Helps optimizer understand your project structure.
- Monitor Optimization Accuracy
If optimizer removes needed context:
-
Lower min_confidence threshold
-
Add always_keep rules
-
Use conservative buffer
Limitations
What context-optimizer CAN'T do:
-
❌ Predict future conversation needs (only analyzes current prompt)
-
❌ Understand implicit domain relationships (unless configured)
-
❌ Read your mind (if prompt is vague, keeps more context)
What context-optimizer CAN do:
-
✅ Analyze task type and domain from prompt
-
✅ Remove obviously unrelated specs/agents
-
✅ Restore removed context if later needed
-
✅ Learn from always_keep/custom_domains config
Test Cases
TC-001: Bug Fix Optimization
Given: Context with auth+payment+user specs (45k tokens) When: User says "Fix login bug" Then: Keeps only auth spec (27k tokens, 40% reduction)
TC-002: Feature Development
Given: Context with multiple domains When: User says "Add subscription billing" Then: Keeps payment + integration specs (33% reduction)
TC-003: Architecture Review (Broad)
Given: Context with all specs When: User says "Review architecture" Then: Keeps all specs (0% reduction, full context needed)
TC-004: Vague Prompt
Given: Context with multiple specs When: User says "Help me" Then: Keeps all (low confidence, plays safe)

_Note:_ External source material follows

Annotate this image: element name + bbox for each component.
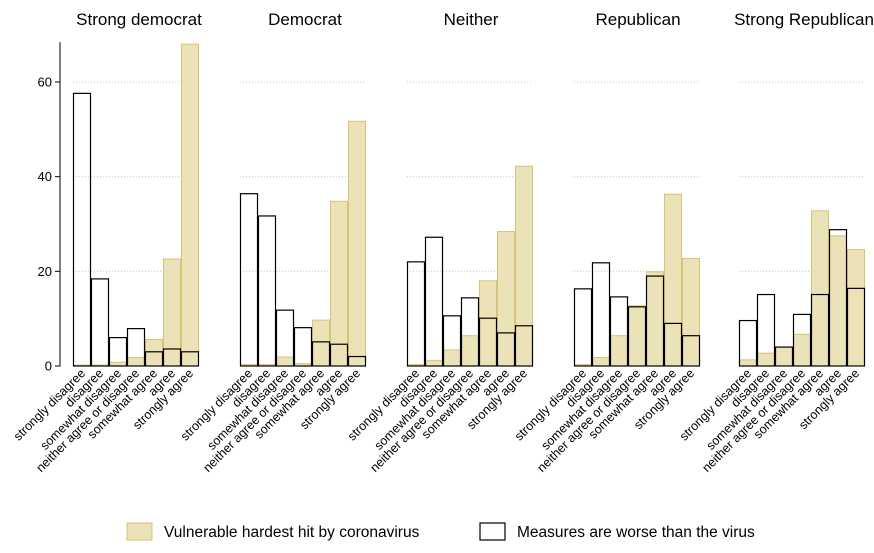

TC-005: Manual Domain Specification
Given: Context with all specs When: User says "Optimize for payment work" Then: Keeps only payment domain (50%+ reduction)
Future Enhancements
Phase 2: Conversation History Analysis
-
Track which context was actually used
-
Remove sections never referenced
-
Learn user patterns
Phase 3: Dynamic Context Expansion
-
Start with minimal context
-
Add sections on-demand when mentioned
-
"Just-in-time" context loading
Phase 4: Cross-Increment Context
-
Detect dependencies across increments
-
Load context from multiple increments intelligently
-
Maintain coherence across features
Resources
-
Retrieval-Augmented Generation (RAG) - Context retrieval patterns
-
LongRAG: Large Context Optimization - Long context handling
-
Anthropic Context Windows - Best practices
Summary
context-optimizer provides second-pass context optimization:
✅ Intent-driven filtering (analyzes user prompt) ✅ Domain-aware (removes unrelated specs) ✅ Task-type specific (bug fix vs feature vs architecture) ✅ 80%+ total reduction (on top of context-loader's 70%) ✅ Automatic (runs after context-loader) ✅ Safe (restores context if needed) ✅ Configurable (custom domains, buffer strategy)
Use it when: Working with large specs (500+ pages) where even manifest-based loading results in 30k+ tokens.
Skip it when: Context already small (<10k), broad architectural questions, or planning new features from scratch.
The result: From 150k tokens → 27k tokens = 82% total reduction, enabling work on enterprise-scale specs within Claude's context window.